Law enforcement has also suggested that web sites who sell drugs should be blocked by the government for all Internet users residing in Belarus. At the moment, the government is only able to legally block these kinds of web sites inside the confines of state institutions and organisations.


Will Belarus Become Drug-Free?

The typical distribution scheme is as follows. Information on drugs and prices appear on the Internet, the buyer discusses the details with the dealer via Skype. Then the buyer makes an e-money transfer, the dealer makes a delivery, known locally as a "laying" – he puts the drugs in a certain place and informs the buyer where they can pick them up. The police are naturally targeting wholesale dealers who deliver the drug to petty distributors.

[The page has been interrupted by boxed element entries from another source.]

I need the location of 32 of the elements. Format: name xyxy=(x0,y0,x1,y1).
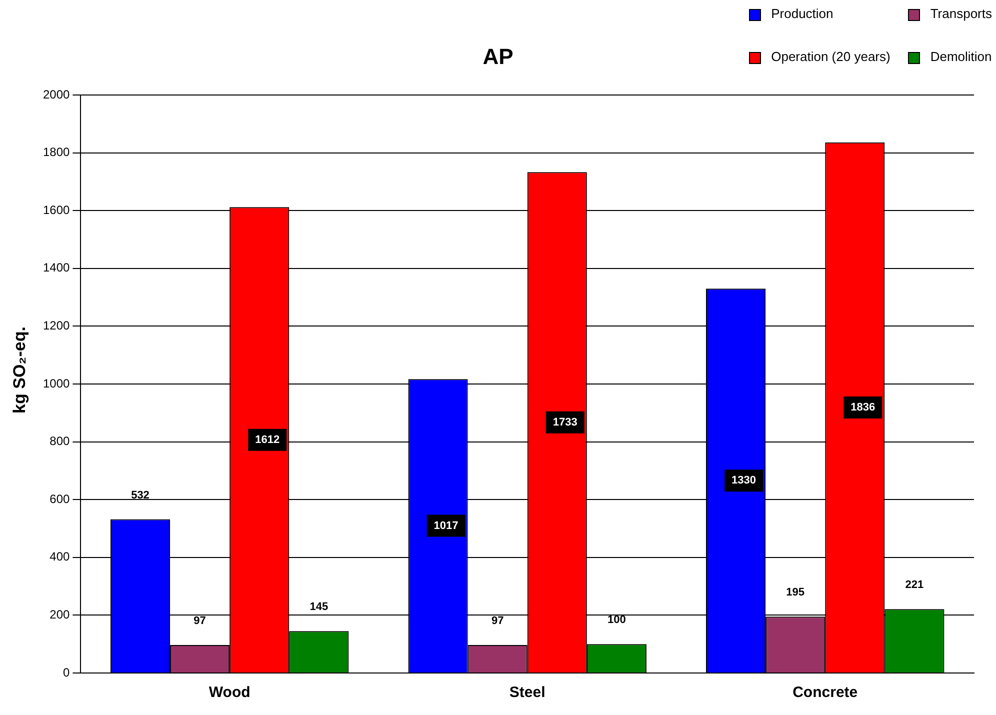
legend-label: Transports xyxy=(929,6,992,21)
data-label: 1017 xyxy=(434,520,458,532)
legend-label: Operation (20 years) xyxy=(770,49,890,64)
legend-label: Production xyxy=(770,6,834,21)
y-axis-title: kg SO₂-eq. xyxy=(10,326,30,416)
y-tick-label: 800 xyxy=(50,434,70,448)
y-tick-label: 0 xyxy=(63,665,70,680)
x-tick-label: Wood xyxy=(208,684,250,702)
data-label: 1733 xyxy=(552,416,578,428)
y-tick-label: 1000 xyxy=(42,376,70,390)
data-label: 195 xyxy=(786,586,805,599)
y-tick-label: 600 xyxy=(50,492,70,506)
data-label: 145 xyxy=(310,601,328,614)
y-tick-label: 1400 xyxy=(42,260,70,275)
data-label: 97 xyxy=(491,615,504,627)
y-tick-label: 2000 xyxy=(42,87,70,102)
data-label: 532 xyxy=(131,489,150,502)
legend-label: Demolition xyxy=(929,49,992,64)
data-label: 1836 xyxy=(850,401,876,414)
data-label: 97 xyxy=(194,615,206,627)
y-tick-label: 400 xyxy=(50,550,70,564)
data-label: 221 xyxy=(905,579,924,592)
y-tick-label: 1800 xyxy=(42,145,70,160)
y-tick-label: 1200 xyxy=(42,318,70,333)
x-tick-label: Concrete xyxy=(792,684,858,702)
data-label: 1612 xyxy=(255,434,280,446)
data-label: 1330 xyxy=(732,474,756,487)
data-label: 100 xyxy=(608,614,626,626)
y-tick-label: 1600 xyxy=(42,202,70,217)
chart-title: AP xyxy=(482,44,514,69)
y-tick-label: 200 xyxy=(50,608,70,622)
x-tick-label: Steel xyxy=(509,684,546,702)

On 1 March, the police detained a 37-year old man in a car who was allegedly in possession of a half-kilo of spice. Later on, he allegedly revealed his cache under a city bridge to investigators that held another 13 kilos.

Finally, the police searched his residence, and found nearly 300,000 pieces of blotting paper and 100 grammes of pure spice, as well as a laboratory in his garage with a large amount of the drug.

The police believe him to be Minsk's main supplier and dealer. Several other groups that have dealt in spice were also detained in Babrujsk and Hrodna recently.

It seems like the Belarusian authorities are determined to try to take spice completely off of the streets, but even at the moment of writing, one can still buy spice online. If the new legal initiatives prove to be successful, Belarus may soon become a drug-free country, or at least 'spice'-free.